The share of foreigners in upper management of the biggest 100 Swiss companies (in terms of employees) has stabilized at 42 percent this year after dropping from 45 to 42 percent the previous year, Zurich-based Guido Schilling said on Thursday.
“The appeal of Switzerland for foreign talent has dropped,” Schilling told a press conference in Zurich that was widely reported by Swiss media.
“The downward trend took off in 2011 and the decline is going to continue,” Schilling predicted, according to a report from Le Temps newspaper.
He noted that 40 percent of new CEOs are foreigners compared to 48 percent in 2011.
Foreigners are more prominent in the management of companies in the Swiss Market Index (SMI), the 20 companies with the largest capitalization on the Swiss stock exchange, Schilling noted.
Almost two-thirds (64 percent) of top management of SMI companies are non-Swiss, compared to 29 percent of German companies in the DAX, he said.
“While numerous directors are returning to their country of origin, Switzerland remains attractive but companies must each year redouble efforts to keep talent.”
Foreigners account for 36 percent of boards of directors in the biggest Swiss companies, with non-Swiss occupying 82 percent of board chair positions at SMI companies and 39 percent of all major companies.
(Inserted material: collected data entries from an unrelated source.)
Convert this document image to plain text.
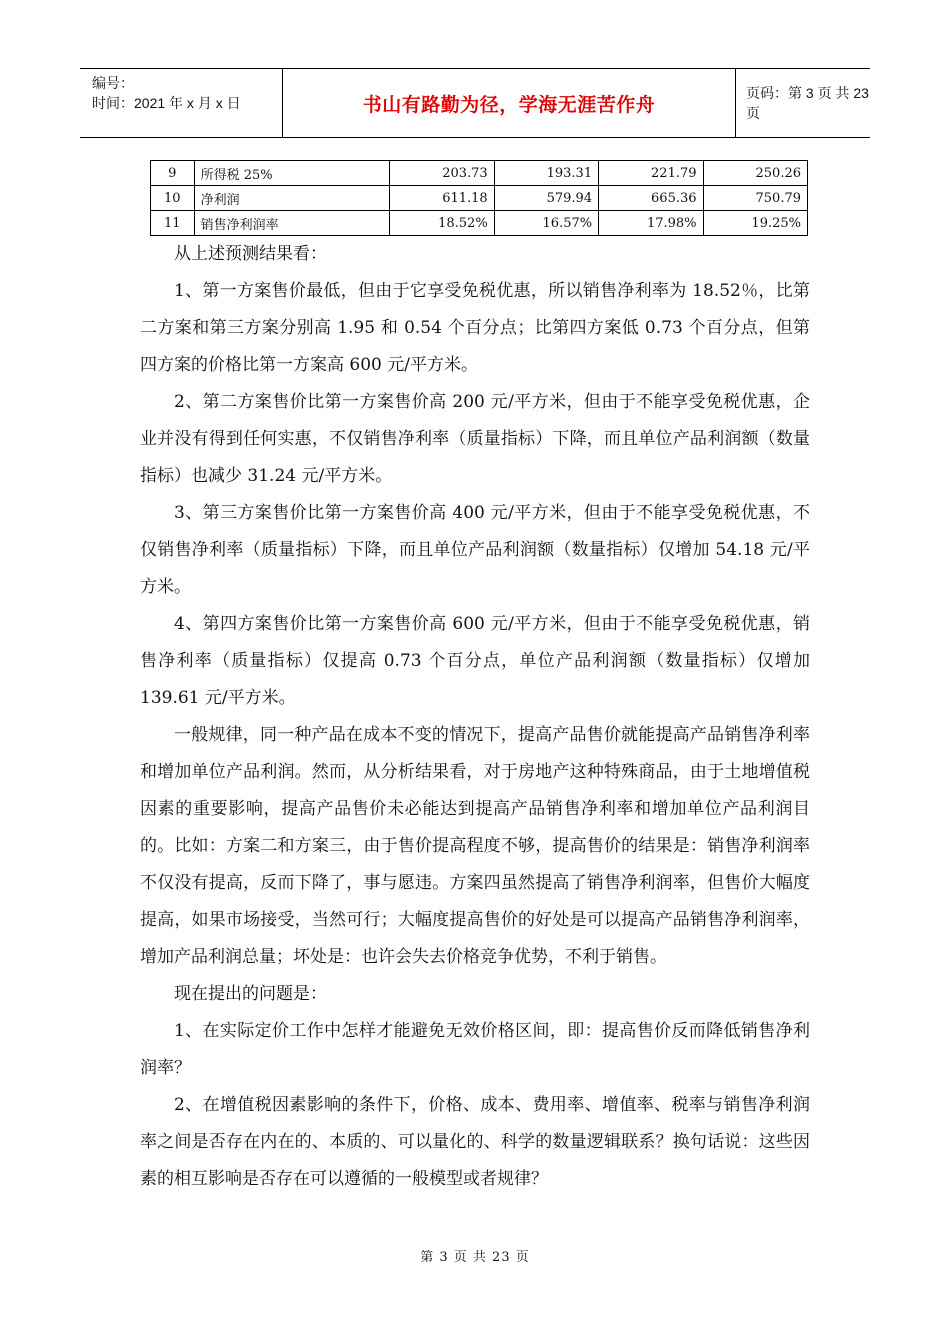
编号：
时间：2021 年 x 月 x 日	书山有路勤为径，学海无涯苦作舟
页码：第 3 页 共 23 页
9	所得税 25%	203.73	193.31	221.79	250.26
10	净利润	611.18	579.94	665.36	750.79
11	销售净利润率	18.52%	16.57%	17.98%	19.25%

从上述预测结果看：

1、第一方案售价最低，但由于它享受免税优惠，所以销售净利率为 18.52％，比第二方案和第三方案分别高 1.95 和 0.54 个百分点；比第四方案低 0.73 个百分点，但第四方案的价格比第一方案高 600 元/平方米。

2、第二方案售价比第一方案售价高 200 元/平方米，但由于不能享受免税优惠，企业并没有得到任何实惠，不仅销售净利率（质量指标）下降，而且单位产品利润额（数量指标）也减少 31.24 元/平方米。

3、第三方案售价比第一方案售价高 400 元/平方米，但由于不能享受免税优惠，不仅销售净利率（质量指标）下降，而且单位产品利润额（数量指标）仅增加 54.18 元/平方米。

4、第四方案售价比第一方案售价高 600 元/平方米，但由于不能享受免税优惠，销售净利率（质量指标）仅提高 0.73 个百分点，单位产品利润额（数量指标）仅增加 139.61 元/平方米。

一般规律，同一种产品在成本不变的情况下，提高产品售价就能提高产品销售净利率和增加单位产品利润。然而，从分析结果看，对于房地产这种特殊商品，由于土地增值税因素的重要影响，提高产品售价未必能达到提高产品销售净利率和增加单位产品利润目的。比如：方案二和方案三，由于售价提高程度不够，提高售价的结果是：销售净利润率不仅没有提高，反而下降了，事与愿违。方案四虽然提高了销售净利润率，但售价大幅度提高，如果市场接受，当然可行；大幅度提高售价的好处是可以提高产品销售净利润率，增加产品利润总量；坏处是：也许会失去价格竞争优势，不利于销售。

现在提出的问题是：

1、在实际定价工作中怎样才能避免无效价格区间，即：提高售价反而降低销售净利润率？

2、在增值税因素影响的条件下，价格、成本、费用率、增值率、税率与销售净利润率之间是否存在内在的、本质的、可以量化的、科学的数量逻辑联系？换句话说：这些因素的相互影响是否存在可以遵循的一般模型或者规律？

第 3 页 共 23 页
Expats account for 71 percent of CEOs at SMI companies and 41 percent of those at the top 100 companies, according to Schilling.
Americans account for 24 percent of chief executives at SMI companies, ahead of the French (17 percent), British (15 percent) and Germans (nine percent).
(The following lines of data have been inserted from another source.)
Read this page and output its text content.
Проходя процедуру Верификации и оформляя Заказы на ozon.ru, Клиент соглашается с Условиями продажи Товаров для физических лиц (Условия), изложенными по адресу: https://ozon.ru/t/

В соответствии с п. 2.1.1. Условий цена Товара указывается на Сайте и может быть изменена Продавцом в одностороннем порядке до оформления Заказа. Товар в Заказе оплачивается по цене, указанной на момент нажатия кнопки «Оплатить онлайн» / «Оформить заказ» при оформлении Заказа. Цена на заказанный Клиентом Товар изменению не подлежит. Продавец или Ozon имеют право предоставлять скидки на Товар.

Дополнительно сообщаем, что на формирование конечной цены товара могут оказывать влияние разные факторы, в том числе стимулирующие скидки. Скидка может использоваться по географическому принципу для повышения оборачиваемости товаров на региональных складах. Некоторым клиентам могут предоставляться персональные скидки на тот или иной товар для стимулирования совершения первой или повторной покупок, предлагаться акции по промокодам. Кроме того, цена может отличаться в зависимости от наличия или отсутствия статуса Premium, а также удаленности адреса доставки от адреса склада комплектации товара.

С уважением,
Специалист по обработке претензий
Overall in upper management, Germans fill 32 percent of posts, followed by Americans (15 percent) and French (10 percent).
“It is a strong signal of the accelerated globalization of the big groups listed on exchanges.”
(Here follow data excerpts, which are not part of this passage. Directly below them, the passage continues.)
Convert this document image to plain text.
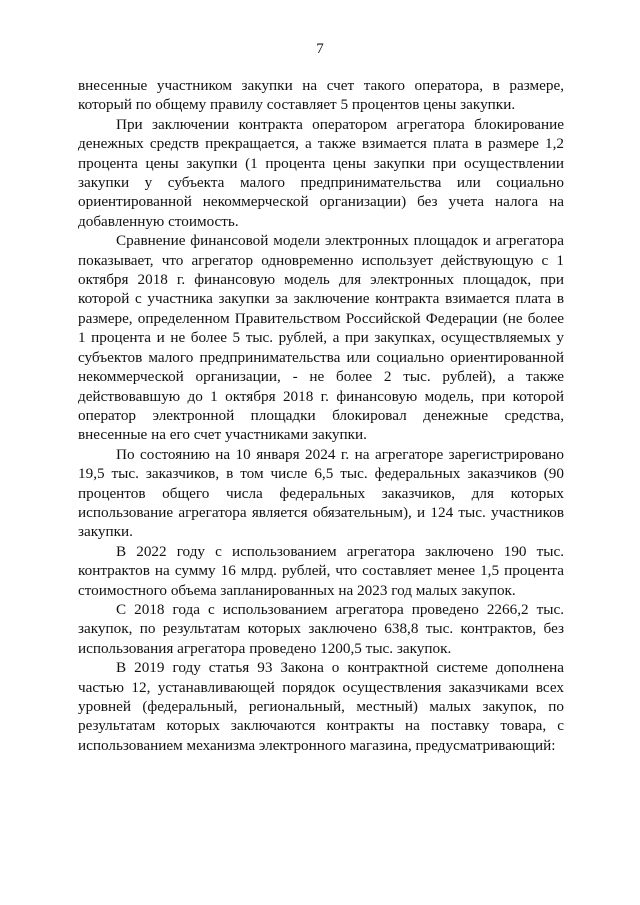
7

внесенные участником закупки на счет такого оператора, в размере, который по общему правилу составляет 5 процентов цены закупки.

При заключении контракта оператором агрегатора блокирование денежных средств прекращается, а также взимается плата в размере 1,2 процента цены закупки (1 процента цены закупки при осуществлении закупки у субъекта малого предпринимательства или социально ориентированной некоммерческой организации) без учета налога на добавленную стоимость.

Сравнение финансовой модели электронных площадок и агрегатора показывает, что агрегатор одновременно использует действующую с 1 октября 2018 г. финансовую модель для электронных площадок, при которой с участника закупки за заключение контракта взимается плата в размере, определенном Правительством Российской Федерации (не более 1 процента и не более 5 тыс. рублей, а при закупках, осуществляемых у субъектов малого предпринимательства или социально ориентированной некоммерческой организации, - не более 2 тыс. рублей), а также действовавшую до 1 октября 2018 г. финансовую модель, при которой оператор электронной площадки блокировал денежные средства, внесенные на его счет участниками закупки.

По состоянию на 10 января 2024 г. на агрегаторе зарегистрировано 19,5 тыс. заказчиков, в том числе 6,5 тыс. федеральных заказчиков (90 процентов общего числа федеральных заказчиков, для которых использование агрегатора является обязательным), и 124 тыс. участников закупки.

В 2022 году с использованием агрегатора заключено 190 тыс. контрактов на сумму 16 млрд. рублей, что составляет менее 1,5 процента стоимостного объема запланированных на 2023 год малых закупок.

С 2018 года с использованием агрегатора проведено 2266,2 тыс. закупок, по результатам которых заключено 638,8 тыс. контрактов, без использования агрегатора проведено 1200,5 тыс. закупок.

В 2019 году статья 93 Закона о контрактной системе дополнена частью 12, устанавливающей порядок осуществления заказчиками всех уровней (федеральный, региональный, местный) малых закупок, по результатам которых заключаются контракты на поставку товара, с использованием механизма электронного магазина, предусматривающий:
Schilling said that more women are taking up posts on company boards of directors.
One in three vacancies is now being filled by women, however there is little progress when it comes to management positions where their share of positions has only risen from four to six percent in the past 10 years.
Schilling said nine percent of new management positions are going to women, although the level is slightly higher in SMI companies (14 percent).
Guido Schilling’s full annual report is due to be released in May.